Nilder backed away with a choking gulp. Never in his life had he seen such a bitter malevolence blazing at him out of a pair of human eyes.
“Don’t hit me!” he gabbled. “Don’t hit me. I didn’t tell anything. I wouldn’t double-cross you. Listen, Goldman—”
Ted Orping grasped him by the collar and hurled him back to the door.
“You heard what the boss said,” he snarled. “Scram!”
Mr Ronald Nilder had never done anything so undignified. He did not even know what the word meant, but the tone in which it was uttered was sufficient explanation. Shaking with a sick terror of what he had seen in Tex Goldman’s eyes, he scrammed.
Ted Orping listened to the front door closing. He looked at the man from St. Louis.
“Do I give him the works, boss?”
Tex Goldman lighted his cigar before replying. It was a long time since he had felt any satisfaction in pronouncing sentence of death. In the racket, death was meted out simply as an operation of expediency—without hate, often even with regret. But for this time at least he felt a vindictive sense of justice.
“Yeah,” he said. ‘Put him out.”
Simon Templar saw Nilder walking blindly away from the block, and stood up, plunking a half-crown down on his bill. Teal followed him. As they reached the pavement, Ted Orping came out and slipped into the footsteps of the Cosmolite Vaudeville Agent.
“What’s happening?” asked Teal.
“Something good and fast,” answered the Saint, “or I’m no psychologist.”
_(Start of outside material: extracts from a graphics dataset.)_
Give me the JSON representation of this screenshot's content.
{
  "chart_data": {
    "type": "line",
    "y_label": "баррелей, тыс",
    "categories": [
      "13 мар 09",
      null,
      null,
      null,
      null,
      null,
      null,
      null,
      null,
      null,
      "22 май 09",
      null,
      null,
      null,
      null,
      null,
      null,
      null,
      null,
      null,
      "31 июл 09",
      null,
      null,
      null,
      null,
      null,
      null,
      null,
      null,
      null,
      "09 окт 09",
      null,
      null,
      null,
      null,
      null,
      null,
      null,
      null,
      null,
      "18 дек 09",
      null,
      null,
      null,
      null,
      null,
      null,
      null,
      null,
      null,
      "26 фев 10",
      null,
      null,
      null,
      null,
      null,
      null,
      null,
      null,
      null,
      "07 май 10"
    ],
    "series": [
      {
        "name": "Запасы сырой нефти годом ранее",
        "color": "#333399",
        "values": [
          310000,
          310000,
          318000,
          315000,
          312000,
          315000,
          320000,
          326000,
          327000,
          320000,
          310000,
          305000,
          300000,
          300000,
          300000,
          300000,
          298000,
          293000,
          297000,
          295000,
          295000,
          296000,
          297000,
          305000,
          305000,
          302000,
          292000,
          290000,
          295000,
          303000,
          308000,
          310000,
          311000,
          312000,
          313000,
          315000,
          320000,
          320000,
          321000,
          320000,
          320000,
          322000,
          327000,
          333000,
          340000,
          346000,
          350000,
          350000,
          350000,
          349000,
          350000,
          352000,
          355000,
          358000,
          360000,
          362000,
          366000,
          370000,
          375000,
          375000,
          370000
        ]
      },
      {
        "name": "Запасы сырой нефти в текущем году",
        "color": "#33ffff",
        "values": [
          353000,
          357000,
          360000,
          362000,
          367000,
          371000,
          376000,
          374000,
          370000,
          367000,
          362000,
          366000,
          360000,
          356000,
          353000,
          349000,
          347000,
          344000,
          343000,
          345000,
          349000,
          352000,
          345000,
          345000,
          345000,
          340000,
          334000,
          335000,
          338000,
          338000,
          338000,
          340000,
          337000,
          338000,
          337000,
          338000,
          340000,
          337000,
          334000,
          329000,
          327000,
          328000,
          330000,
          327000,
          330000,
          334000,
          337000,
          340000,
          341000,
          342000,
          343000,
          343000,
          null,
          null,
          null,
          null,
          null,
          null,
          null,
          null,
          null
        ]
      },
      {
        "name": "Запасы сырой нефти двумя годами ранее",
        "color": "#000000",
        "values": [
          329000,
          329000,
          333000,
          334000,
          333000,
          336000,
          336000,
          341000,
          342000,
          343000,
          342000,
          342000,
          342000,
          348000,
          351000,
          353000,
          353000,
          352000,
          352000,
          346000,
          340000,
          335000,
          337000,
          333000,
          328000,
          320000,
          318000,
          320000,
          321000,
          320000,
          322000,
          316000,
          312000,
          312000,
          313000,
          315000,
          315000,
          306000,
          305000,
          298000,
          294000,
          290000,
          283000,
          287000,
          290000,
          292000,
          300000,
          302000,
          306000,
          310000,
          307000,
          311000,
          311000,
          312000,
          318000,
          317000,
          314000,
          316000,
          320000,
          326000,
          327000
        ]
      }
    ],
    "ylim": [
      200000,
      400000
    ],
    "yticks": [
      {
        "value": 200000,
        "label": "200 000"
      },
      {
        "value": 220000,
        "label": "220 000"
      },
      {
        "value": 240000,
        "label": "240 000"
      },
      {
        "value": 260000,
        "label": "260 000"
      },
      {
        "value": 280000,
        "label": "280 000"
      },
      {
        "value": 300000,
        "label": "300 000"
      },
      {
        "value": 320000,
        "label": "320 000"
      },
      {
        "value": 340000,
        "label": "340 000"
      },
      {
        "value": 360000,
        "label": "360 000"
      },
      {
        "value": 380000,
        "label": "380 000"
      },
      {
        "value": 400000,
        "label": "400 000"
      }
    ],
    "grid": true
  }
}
He led Teal on to join the procession of two. Suddenly Nilder stopped and hailed a taxi that came crawling past. Orping spun round and gazed into a shop window just quickly enough to escape notice. As soon as Nilder had climbed in, Orping dashed across the road and entered another cab. Simon pulled his hat down over his eyes and sprinted for the nearest rank, dragging the detective after him. They sank on to the cushions breathlessly.
“This is a game of follow-my-leader,” said the Saint, almost merrily.
The three taxis speeded in procession along the Marylebone Road, worked down to Portland Place, crossed Oxford Street, and went down Regent Street. One tour of the Piccadilly Circus merry-go-round, and they cut down into Jermyn Street.